– Иди… – едва слышно, а мне руки разжимать не хочется. Так страшно опять возвращаться к пьяному чужому Максиму. Хочется глаза сильно зажмурить, а открыв, убедиться, что все это сном дурным было. Только не сон это, а страшная реальность, в которой мне теперь выживать приходится, и нет никакой уверенности, что завтрашний день последним не станет.

– Иди… все хорошо будет.

Не будет. Теперь уже никогда все не будет хорошо. Я не развижу все это, я не забуду, я не вылечусь, и эта боль оставит свои шрамы навечно.

– Эй…эй ты! Ты что там делаешь, мать твою?

Обернулась, а из-за кустов один из боевиков вышел, застегивая ширинку, и тут же за ствол схватился.

– Воды… воды просил… сжалилась, подошла.

Прохрипел Славик, но тут же получил прикладом по ребрам и глухо застонал.

– Ты, курвааа, ты что делала здесь?

– Он…он стонал, и я подошла.

– На улице что делала?

Навис надо мной жуткий, вонючий и борода до груди достает.

– Астма у меня… воздухом подышать вышла.

– Астма?

Сгреб за грудки, тряхнул, и у меня нож, который я у Максима взяла, из рук выпал.

– Что за… – подобрал нож и на меня смотрит, а я судорожно сглотнула и пальцы в кулаки сжала.

– Отпусти. Это жена Аслана. К нему отведи, пусть сам разбирается с бабой своей.

– Да ее, бл*дь, за то, что к свинье этой неверной подошла, зашибить надо! Трогала его вроде или показалось мне!

– Пусть муж разбирается, правильно Мустафа сказал, – голос узнала и замерла, не оборачиваясь, – запри в кладовке. Аслан встанет, сам решит, что делать с ней.

– Я б допросил сучку! Она тоже русская. О чем говорила с ним? Почему с ножом? Освободить хотела его?

– Жена Аслана это – я сказал! Даже если она б его сейчас на волю выпустила – он решать будет!

Шамиль грозно исподлобья на своего посмотрел, и тот назад отступил и мне кивнул.

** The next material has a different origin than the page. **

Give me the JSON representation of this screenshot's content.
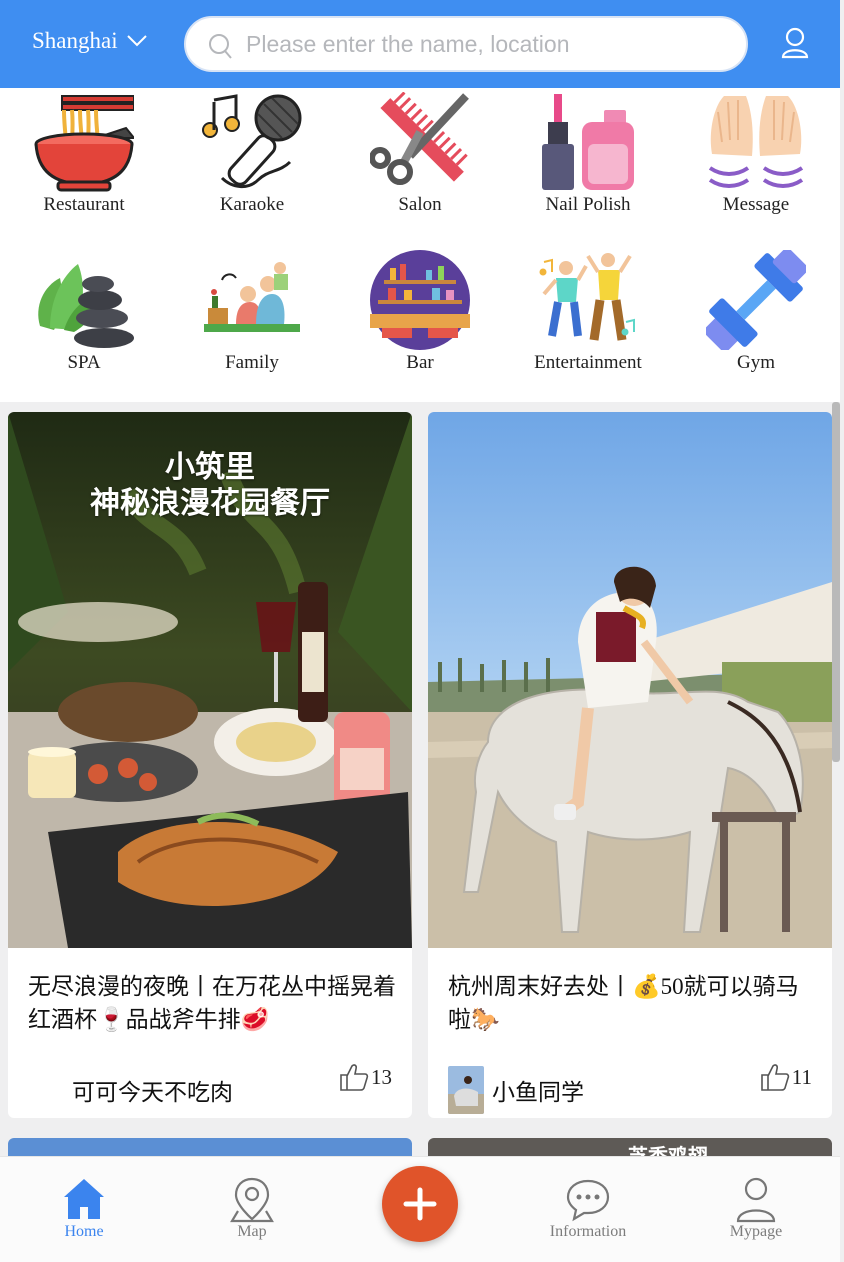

– За мной иди. До утра в кладовке посидишь.

Я на Славика посмотрела и, тяжело выдохнув, пошла следом за бородатым, он мне дверь открыл в каком-то сыром узком помещении, заставленном банками с консервами, и, втолкнув внутрь, закрыл дверь снаружи.

Руки продолжали дрожать и в кармане платья ключ. Если бы они его увидели, то это, наверное, был бы конец. Я пошарила по полкам и спрятала ключ за банками. Значит, дети не автобусе. И я даже не знаю хорошо ли это или нет. Внутри теплилась еще какая-то призрачная надежда на то, что Максим спрятал детей, и они в тепле и не голодны. Какая-то часть меня искренне в это верила. Не могла я смириться с тем, что он одичал настолько… что не помнит, как сильно любил свою маленькую принцессу. Как был ей долгое время и мамой, и папой.

Закрыла глаза и опустила голову на руки. Сама не заметила, как задремала. После страшной бессонницы, мучавшей меня все эти дни, я впервые заснула. Вскинула голову от того, что дверь отворилась. Не успела прийти в себя и даже проснуться, как меня схватили за шкирку, за волосы и впечатали в стену с такой силой, что потемнело перед глазами.

– Ты что сделала, дура? Что сделала, мать твою? И мне что, бл*дь, с этим делать?

Глаза в глаза и жутко от того, что его трясет от ярости так, что руки, сжимающие меня, дрожат.

– Чего ты лезешь, бл***дь? Какого хрена? Просто сиди в комнате. Это так сложно? Отвечай! Сложноооо?

– Сложно! – выплюнула ему в лицо. – Сложно! Ты не говоришь, где дети! Ты… ты истязаешь его… ты… ты людей убиваешь… женщин… как сидеть?

– Молча! – мрачно прорычал мне в лицо и, схватив за руку, поволок на улицу. Вытянул во двор туда, где сидела толпа дружков во главе с самой главной мразью – Шамилем. Толкнул в спину к дереву.

– Зарезать она его хотела. За то, что меня убить собирался.